PS 42-139 - CANCELLED - Compilations of images, audio-recordings, and videos online are beginning to yield both broad, educational tools and large data sets

Tuesday, August 3, 2010
Exhibit Hall A, David L Lawrence Convention Center
Annette L. Olson, Biological Informatics, U.S. Geological Survey, National Biological Information Infrastructure, Reston, VA
Background/Question/Methods
Audio and visual records of species, habitats, research studies, and environmental issues such as deforestation have always been considered useful for education and research, but often as examples or in limited roles. Now millions of media resources are being uploaded into thousands of online galleries, generating a great breadth of potential resources diverse both across and within subjects.
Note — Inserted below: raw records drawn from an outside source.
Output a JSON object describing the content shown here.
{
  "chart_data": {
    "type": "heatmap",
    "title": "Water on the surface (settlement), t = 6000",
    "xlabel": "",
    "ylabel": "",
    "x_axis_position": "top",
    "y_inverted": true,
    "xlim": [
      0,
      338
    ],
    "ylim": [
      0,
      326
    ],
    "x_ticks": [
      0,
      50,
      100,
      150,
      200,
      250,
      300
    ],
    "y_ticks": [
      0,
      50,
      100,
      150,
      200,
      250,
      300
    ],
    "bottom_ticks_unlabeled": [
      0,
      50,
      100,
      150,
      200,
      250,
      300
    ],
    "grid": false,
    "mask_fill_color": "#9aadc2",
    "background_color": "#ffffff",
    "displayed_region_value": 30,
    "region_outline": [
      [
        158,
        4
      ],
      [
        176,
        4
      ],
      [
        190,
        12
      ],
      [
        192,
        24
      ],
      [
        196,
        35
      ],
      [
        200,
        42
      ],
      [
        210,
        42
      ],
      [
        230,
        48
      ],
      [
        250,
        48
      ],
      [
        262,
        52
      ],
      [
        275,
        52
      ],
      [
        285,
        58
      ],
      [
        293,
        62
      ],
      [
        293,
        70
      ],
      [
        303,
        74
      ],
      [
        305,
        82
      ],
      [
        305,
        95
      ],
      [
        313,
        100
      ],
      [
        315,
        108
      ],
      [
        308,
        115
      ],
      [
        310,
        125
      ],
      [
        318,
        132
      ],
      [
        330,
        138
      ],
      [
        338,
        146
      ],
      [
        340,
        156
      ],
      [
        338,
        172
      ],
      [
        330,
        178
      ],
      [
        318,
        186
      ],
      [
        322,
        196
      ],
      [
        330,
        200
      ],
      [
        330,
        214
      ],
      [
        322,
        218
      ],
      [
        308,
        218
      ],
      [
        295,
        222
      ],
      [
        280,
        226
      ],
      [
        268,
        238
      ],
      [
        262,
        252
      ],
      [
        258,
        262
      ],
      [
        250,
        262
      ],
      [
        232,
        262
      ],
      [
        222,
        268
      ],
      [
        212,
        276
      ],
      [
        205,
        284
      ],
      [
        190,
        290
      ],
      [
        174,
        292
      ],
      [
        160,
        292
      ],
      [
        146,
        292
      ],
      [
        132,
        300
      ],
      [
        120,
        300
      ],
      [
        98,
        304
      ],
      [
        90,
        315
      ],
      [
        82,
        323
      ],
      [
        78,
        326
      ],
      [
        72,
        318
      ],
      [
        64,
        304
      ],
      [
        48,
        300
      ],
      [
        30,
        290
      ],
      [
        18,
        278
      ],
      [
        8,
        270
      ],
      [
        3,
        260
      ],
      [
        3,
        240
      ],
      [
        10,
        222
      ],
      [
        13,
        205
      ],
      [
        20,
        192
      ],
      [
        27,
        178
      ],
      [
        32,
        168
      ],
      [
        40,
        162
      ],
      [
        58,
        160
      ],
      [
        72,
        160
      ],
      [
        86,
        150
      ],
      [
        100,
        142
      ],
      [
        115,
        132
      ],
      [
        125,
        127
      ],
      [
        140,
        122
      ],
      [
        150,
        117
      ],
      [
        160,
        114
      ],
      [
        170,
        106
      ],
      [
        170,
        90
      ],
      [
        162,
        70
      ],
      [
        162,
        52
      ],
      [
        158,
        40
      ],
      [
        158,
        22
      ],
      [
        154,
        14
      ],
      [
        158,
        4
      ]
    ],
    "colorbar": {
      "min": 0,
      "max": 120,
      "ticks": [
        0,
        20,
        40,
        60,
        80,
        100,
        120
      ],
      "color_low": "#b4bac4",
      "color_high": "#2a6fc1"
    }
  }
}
Major online galleries, such as Flickr, ARKive, CalPhotos, and the NBII LIFE, are becoming new tools for education and research in their own right, depending on how the resources are treated and presented.  For example, students use the image collections within the NBII LIFE (http://life.nbii.gov) to explore particular themes, such as taxonomic groups (animals, fungi, microorganisms, and plants), habitat types (arid, volcanic, wetlands, etc), predation, pollination, diseases and parasitism, ecological processes, and environmental issues.  If a media gallery appends detailed information such as date and location to each resource, its collections become very valuable for research; images and their metadata can be used to map species distributions, to monitor habitat changes, and to determine phenological timetables.  Furthermore, the potential of linking resources among galleries could allow additional, more interdisciplinary data to be compiled, such as on the species, habitats, geology, and ecological processes of watershed.  In order to support research and education, however, the quality and credibility of both the images and their metadata must be ensured, and methods to help link these collections created. 
Results/Conclusions
Multiple efforts on both fronts have begun.  New cameras collect geospatial and date information; and automatic image and data validation tools are being constructed.  The Biodiversity Information Standards organization (TDWG) is formulating new metadata standards specifically for biological media.  Finally, institutions are formalizing partnerships to exchange data resources.  For example, slides of a habitat taken 25 years ago may be donated to the NBII LIFE, where they are combined with recent photographs of that location from a partner gallery, as well as images of species found in that location.  From there these images may be: 1) shared among other image galleries, 2) fed into interactive keys (Discover Life) and online educational sites (Wikipedia, Encyclopedia of Life), and 3) compiled into larger data sets and used in species modeling (the Global Biodiversity Information Facility).  Through these partnerships, millions of new resources are becoming available.  What once was considered a supporting photo (or even a vacation photo), now could be used for research and education far beyond its original purpose.